I've been creeping around looking at a lot of people's accounts (I'm doing a survey) Noticed that people with very few followers have one thing in common: they have not boosted the posts of other people often if at all.

(When I see posts like this encouraging boosting I always think "well that person just wants boosts, whatever") That's not it. On twitter it was important to only boost exceptional content -- boost here to invite more people to join in talking about something. #mastodonhowto

@futurebird

Some people I'm friends with have other people's boosts turned off, which is strange to me (why follow someone who annoys you at all?) but then sometimes boost stuff themselves... 🤦‍♂️

That seems hypocritical to me, sorry friends. 😂

@scottaw

I can understand having boosts turned off for some people.

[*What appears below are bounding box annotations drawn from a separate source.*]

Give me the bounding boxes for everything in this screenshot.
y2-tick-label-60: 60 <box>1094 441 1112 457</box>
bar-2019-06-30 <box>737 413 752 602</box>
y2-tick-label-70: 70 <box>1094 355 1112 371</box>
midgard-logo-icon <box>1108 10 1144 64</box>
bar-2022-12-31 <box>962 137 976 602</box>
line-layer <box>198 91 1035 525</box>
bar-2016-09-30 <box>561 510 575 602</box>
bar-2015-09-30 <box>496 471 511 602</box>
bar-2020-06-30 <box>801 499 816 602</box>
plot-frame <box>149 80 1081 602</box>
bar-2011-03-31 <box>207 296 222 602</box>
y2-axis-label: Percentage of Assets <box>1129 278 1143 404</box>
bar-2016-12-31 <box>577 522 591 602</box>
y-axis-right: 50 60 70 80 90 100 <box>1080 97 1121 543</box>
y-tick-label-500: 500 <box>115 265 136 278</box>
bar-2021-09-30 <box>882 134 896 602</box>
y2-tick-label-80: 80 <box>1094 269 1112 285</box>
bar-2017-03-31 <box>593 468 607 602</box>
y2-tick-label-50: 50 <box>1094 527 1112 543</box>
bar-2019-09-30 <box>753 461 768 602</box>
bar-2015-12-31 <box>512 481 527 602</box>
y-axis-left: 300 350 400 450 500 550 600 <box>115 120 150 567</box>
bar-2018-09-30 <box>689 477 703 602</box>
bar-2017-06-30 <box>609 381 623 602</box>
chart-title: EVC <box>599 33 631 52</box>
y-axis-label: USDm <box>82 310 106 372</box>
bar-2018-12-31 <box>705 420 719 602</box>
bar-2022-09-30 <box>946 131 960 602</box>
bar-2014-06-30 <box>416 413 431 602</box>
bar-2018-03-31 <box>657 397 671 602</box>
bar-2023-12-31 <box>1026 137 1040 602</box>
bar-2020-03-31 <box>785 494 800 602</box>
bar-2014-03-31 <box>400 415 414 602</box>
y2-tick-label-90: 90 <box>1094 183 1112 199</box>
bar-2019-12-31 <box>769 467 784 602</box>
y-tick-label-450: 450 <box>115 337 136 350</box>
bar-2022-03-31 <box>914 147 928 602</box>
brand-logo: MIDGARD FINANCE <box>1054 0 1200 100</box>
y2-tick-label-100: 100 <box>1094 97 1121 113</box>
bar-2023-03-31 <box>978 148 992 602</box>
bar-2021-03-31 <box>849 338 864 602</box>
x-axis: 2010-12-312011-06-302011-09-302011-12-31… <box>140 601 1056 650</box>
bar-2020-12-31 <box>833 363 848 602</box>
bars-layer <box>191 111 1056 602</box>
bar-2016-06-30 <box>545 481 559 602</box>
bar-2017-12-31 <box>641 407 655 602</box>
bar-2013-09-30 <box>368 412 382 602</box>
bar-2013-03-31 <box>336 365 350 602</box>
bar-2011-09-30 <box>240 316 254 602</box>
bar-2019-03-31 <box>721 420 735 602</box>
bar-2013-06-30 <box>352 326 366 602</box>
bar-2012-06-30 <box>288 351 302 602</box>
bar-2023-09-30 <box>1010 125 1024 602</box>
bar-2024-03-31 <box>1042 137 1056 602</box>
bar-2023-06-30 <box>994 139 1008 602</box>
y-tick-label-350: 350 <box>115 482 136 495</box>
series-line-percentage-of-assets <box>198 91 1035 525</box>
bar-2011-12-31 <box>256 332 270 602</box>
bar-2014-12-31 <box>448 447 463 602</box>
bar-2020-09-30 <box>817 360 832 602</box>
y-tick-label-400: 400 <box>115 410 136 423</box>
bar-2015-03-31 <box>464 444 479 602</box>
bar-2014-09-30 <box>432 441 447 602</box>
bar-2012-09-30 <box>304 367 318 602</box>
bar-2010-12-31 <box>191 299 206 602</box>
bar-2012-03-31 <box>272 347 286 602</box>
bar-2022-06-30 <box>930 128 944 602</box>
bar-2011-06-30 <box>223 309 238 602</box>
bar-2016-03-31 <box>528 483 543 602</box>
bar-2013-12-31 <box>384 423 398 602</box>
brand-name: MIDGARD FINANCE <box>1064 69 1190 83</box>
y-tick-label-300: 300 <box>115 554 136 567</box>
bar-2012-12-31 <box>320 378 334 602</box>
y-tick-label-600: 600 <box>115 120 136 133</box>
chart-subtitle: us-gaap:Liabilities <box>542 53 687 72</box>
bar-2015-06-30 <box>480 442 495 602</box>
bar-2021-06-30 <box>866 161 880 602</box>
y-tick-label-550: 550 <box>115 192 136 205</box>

If you just want to see their original top level posts, if they are super active ... (uh like I am) it could be annoying.

I don't think it's ... like a block.

@futurebird @scottaw
I just want a "don't show me stuff I've already seen" feature in whatever app (or the desktop). Boosts I've never seen from people I follow: perfectly fine. The same post boosted five times in two days, multiplied by 100 other equally scintillating posts: less fine.

I'm on board with that "we're the algorithm" thing, but I think there's room for improvement.

Re follower counts: participation ==> moar followers, just by virtue of getting under people's noses.

@tarheel @futurebird @scottaw Do you have this setting checked?
@tarheel @futurebird @scottaw Hmm. I do miss parts of the algorithm, but even on Twitter I would see popular RTs several times in a day.
@TamarYellin I have that checked but I still get a lot of duplication unless I hide boosts from the folks who do a lot of boosting.
@TamarYellin @tarheel @futurebird @scottaw I read somewhere that in the Mastodon code that setting has a hard limit for how recent counts as "recently boosted", like, within the last N posts... and the number N is probably set too small for Mastodon as it currently exists, resulting in a lot of repetitive boosts appearing if there is heavy traffic.
@tarheel @futurebird @scottaw I like to boost posts, but I almost never re-boost things because I also don't really like seeing the same posts over and over, and don't want to potentially subject people to the same.